Uzak nedir? Uzak anlamı ne demek?
Uzak kelimesinin sözlük anlamı, eş ve zıt anlamlı karşılıkları, diğer dillerdeki anlamları, Uzak hakkında örnek cümleler, atasözü ve deyimler...
Kelime: Uzak
Anlamlar:
1. Gidilmesi çok süren, çok ötelerde bulunan, ırak, yakın karşıtı
Özelliği / Tipi / Türü: Sıfat
Örnek: "Muallâ, uzaklardan bir ses duyar gibi oldu."
2. Arada çok zaman bulunan
Örnek: "Uzak bir gelecekte neler olacağı bilinmez."
3. Eli, gücü veya hükmü yetişmez
Örnek: "O böyle işlerden pek uzaktır."
4. İhtimali az olan
Örnek: "Sevgililerin birbirine kavuşması gerçekleşmeyecek bir uzak umut olarak gözükür."
5. Ayrı, birbiriyle yakın ilgisi olmayan
Örnek: "Ne iyi! Sizinle birlikte uzak şeylerden bahsedebileceğiz."
6. Yakın olmayan yer
Özelliği / Tipi / Türü: Isim
Örnek: "Fazla uzağa gitme."
İçinde Uzak geçen birleşik ve kökteş kelimeler: uzak akraba, uzak ara, uzak benzeşme, uzak benzeşmezlik, Uzak Doğu, uzak göçüşme, uzak görüş, uzak metatez, uzak yol kaptanı, yedi gömlek uzak
Uzak hakkında eş anlamlı kelimeler
Uzak eş anlamlısı
uzak kelimesinin eş anlamlı sözcükleri : Irak , Ücra
Uzak hakkında zıt (karşıt) anlamlı kelimeler
Uzak zıt anlamlısı
uzak kelimesinin zıt anlamlı sözcükleri : yakın
Uzak ile ilgili 10 örnek cümle
"Uzak" kelimesini bir cümle içinde kullanmak gerekirse, aşağıdaki cümleler gerçek veya mecaz anlamı ile "Uzak" kelimesinin cümle içinde kullanımına örnek gösterilebilir.
1. Uzak günleri anımsamak güçtür
2. İşin uzak görülmesi, önemini azaltmıyor
3. Bu işten uzak biriyle iş yapılmaz
4. Uzak renkler yan yana gelmiş
5. Bu işi uzak görerek vazgeçti
6. Onu uzağa göndermek istediler
7. Uzaktan görüp geçtik
8. Uzaktan tanıdığı biriydi
9. Uzaktan uzağa tanışmaktaydık, işi yaptı
10. Uzaktan uzağa sesleniyordu
Diğer dillerde Uzak
İngilizce: Remote
Spanish: Remoto
German: Weg
French: Distant
Italian: Remoto
Uzak ile ilgili atasözleri
Aşağıda Uzak hakkında ve içinde Uzak kelimesi geçen, Uzak ile başlayan veya biten atasözleri örnek olarak verilmiştir.
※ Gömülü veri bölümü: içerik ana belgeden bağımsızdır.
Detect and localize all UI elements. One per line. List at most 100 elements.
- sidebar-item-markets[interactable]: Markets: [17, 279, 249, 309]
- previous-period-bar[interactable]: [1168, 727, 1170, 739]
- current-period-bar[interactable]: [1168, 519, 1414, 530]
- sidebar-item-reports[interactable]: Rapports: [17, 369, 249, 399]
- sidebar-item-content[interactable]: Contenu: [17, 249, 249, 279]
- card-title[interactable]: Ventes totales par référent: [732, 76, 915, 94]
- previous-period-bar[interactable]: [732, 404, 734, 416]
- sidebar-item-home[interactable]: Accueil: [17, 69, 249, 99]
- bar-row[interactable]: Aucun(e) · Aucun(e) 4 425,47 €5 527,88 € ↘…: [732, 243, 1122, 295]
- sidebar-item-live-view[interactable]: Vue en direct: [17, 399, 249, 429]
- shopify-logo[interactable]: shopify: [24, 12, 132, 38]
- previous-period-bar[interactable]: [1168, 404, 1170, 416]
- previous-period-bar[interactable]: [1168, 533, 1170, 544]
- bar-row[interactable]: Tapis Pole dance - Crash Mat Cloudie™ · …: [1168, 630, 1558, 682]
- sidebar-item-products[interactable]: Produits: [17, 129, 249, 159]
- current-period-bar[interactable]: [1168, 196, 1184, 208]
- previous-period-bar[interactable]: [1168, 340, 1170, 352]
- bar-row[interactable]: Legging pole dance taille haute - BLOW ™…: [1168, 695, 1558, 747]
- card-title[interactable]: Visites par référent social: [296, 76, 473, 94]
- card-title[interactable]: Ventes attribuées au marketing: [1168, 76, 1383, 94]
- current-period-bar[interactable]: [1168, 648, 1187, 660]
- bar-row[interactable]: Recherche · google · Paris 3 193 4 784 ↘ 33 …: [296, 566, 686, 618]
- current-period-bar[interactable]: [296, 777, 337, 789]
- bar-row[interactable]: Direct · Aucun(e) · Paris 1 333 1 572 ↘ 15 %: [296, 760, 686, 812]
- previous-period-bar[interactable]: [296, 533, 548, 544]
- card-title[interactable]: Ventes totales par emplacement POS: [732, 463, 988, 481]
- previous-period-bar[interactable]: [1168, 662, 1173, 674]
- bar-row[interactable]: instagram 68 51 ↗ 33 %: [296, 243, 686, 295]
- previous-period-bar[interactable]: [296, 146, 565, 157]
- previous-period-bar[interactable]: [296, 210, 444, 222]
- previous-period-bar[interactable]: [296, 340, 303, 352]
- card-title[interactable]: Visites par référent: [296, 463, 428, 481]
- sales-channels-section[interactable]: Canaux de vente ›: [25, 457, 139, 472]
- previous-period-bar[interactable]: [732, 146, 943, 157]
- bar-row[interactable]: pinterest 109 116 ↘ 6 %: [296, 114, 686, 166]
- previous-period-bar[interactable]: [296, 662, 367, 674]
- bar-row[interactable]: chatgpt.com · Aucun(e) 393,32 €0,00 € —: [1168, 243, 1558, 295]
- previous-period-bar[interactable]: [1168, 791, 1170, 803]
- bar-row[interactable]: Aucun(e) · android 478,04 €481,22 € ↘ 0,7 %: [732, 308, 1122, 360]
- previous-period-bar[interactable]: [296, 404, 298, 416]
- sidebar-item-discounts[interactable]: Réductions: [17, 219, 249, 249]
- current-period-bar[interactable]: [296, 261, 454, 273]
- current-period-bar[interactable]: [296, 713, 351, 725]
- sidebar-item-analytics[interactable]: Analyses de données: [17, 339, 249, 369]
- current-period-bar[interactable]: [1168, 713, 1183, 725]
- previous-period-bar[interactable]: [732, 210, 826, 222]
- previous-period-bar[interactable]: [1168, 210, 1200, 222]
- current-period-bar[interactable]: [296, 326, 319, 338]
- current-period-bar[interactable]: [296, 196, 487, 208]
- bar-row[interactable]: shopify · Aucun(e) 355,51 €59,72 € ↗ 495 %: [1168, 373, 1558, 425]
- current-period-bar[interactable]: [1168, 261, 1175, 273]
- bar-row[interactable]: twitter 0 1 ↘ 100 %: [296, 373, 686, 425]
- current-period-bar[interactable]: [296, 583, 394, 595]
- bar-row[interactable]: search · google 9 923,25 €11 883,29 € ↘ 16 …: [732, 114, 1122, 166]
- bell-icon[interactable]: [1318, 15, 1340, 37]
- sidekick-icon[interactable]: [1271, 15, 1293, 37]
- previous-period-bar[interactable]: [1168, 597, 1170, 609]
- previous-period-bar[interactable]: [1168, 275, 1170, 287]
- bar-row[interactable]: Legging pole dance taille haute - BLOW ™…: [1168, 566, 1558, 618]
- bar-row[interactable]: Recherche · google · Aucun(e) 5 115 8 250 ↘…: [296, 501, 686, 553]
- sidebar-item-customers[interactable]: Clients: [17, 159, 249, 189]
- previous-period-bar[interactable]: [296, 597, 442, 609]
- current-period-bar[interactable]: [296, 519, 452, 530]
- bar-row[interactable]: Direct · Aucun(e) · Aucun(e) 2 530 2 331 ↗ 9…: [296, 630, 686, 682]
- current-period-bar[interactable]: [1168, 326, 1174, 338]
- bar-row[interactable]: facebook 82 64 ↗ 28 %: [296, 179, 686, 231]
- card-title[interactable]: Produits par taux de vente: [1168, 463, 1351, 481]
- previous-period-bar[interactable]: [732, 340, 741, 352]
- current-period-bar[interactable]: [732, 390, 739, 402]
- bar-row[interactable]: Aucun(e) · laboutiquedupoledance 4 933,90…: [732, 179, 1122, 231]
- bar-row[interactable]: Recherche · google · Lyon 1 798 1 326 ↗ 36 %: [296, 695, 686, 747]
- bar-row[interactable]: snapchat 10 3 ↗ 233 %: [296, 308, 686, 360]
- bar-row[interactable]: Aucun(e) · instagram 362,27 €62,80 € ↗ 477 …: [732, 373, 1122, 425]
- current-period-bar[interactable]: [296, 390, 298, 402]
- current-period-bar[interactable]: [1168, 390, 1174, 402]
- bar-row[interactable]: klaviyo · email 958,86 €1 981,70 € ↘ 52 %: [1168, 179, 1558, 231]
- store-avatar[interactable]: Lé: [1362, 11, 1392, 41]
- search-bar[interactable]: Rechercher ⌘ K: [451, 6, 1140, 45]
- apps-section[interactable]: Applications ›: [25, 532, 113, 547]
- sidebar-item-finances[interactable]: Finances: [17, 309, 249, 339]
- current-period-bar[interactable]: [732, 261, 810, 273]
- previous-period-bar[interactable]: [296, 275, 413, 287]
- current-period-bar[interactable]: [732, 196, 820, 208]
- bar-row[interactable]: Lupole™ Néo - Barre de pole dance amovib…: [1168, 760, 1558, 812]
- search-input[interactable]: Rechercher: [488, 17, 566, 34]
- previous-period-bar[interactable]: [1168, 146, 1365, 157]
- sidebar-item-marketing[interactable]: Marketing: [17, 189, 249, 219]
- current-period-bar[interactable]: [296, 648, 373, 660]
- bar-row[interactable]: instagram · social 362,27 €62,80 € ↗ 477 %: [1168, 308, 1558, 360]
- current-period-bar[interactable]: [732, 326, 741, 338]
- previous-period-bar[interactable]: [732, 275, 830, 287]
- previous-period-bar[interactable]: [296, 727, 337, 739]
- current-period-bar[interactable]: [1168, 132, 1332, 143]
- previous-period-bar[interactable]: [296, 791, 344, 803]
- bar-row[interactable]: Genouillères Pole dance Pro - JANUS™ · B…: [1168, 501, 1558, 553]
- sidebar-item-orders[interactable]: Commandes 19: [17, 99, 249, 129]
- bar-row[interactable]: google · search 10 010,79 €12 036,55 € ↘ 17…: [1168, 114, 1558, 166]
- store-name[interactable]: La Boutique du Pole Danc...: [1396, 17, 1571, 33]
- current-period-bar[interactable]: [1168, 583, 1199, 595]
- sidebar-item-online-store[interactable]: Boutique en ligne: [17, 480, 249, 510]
Atasözü: âşığa Bağdat uzak (ırak) değil (gelmez)
Anlamı: bir şeyi elde etmek için aşırı istekli olan kimseye, bu uğurda katlanacağı fedakârlıklar güç gelmez.
Atasözü: davulun sesi uzaktan hoş gelir
Anlamı: işin içinde olmayanlar o işi kolay veya kârlı sanırlar.
Atasözü: gözü tanede olan kuşun ayağı tuzaktan kurtulmaz
Anlamı: her zaman çıkar peşinde koşan kişi, tehlikelerden uzak kalamaz.
Atasözü: karı koca bir sözle yakın, bir sözle uzaktır
Anlamı: bir kadınla bir erkek, birbirlerine bağlandıklarını bildiren bir sözle karı koca olurlar, böyle bir bağın kalmadığını bildiren bir sözle de yabancı olurlar.
Atasözü: tayfanın akıllısı, geminin dümeninden uzak durur
Anlamı: akıllı işçi, beceremeyeceği yönetim işine el atmaz.
Atasözü: uzak menzile yavaş gitmeli
Anlamı: zaman alacak işler aceleye getirilmemelidir.
Atasözü: yakın (hayırlı) dost (komşu) uzak (hayırsız) hısımdan (akrabadan) yeğdir (iyidir)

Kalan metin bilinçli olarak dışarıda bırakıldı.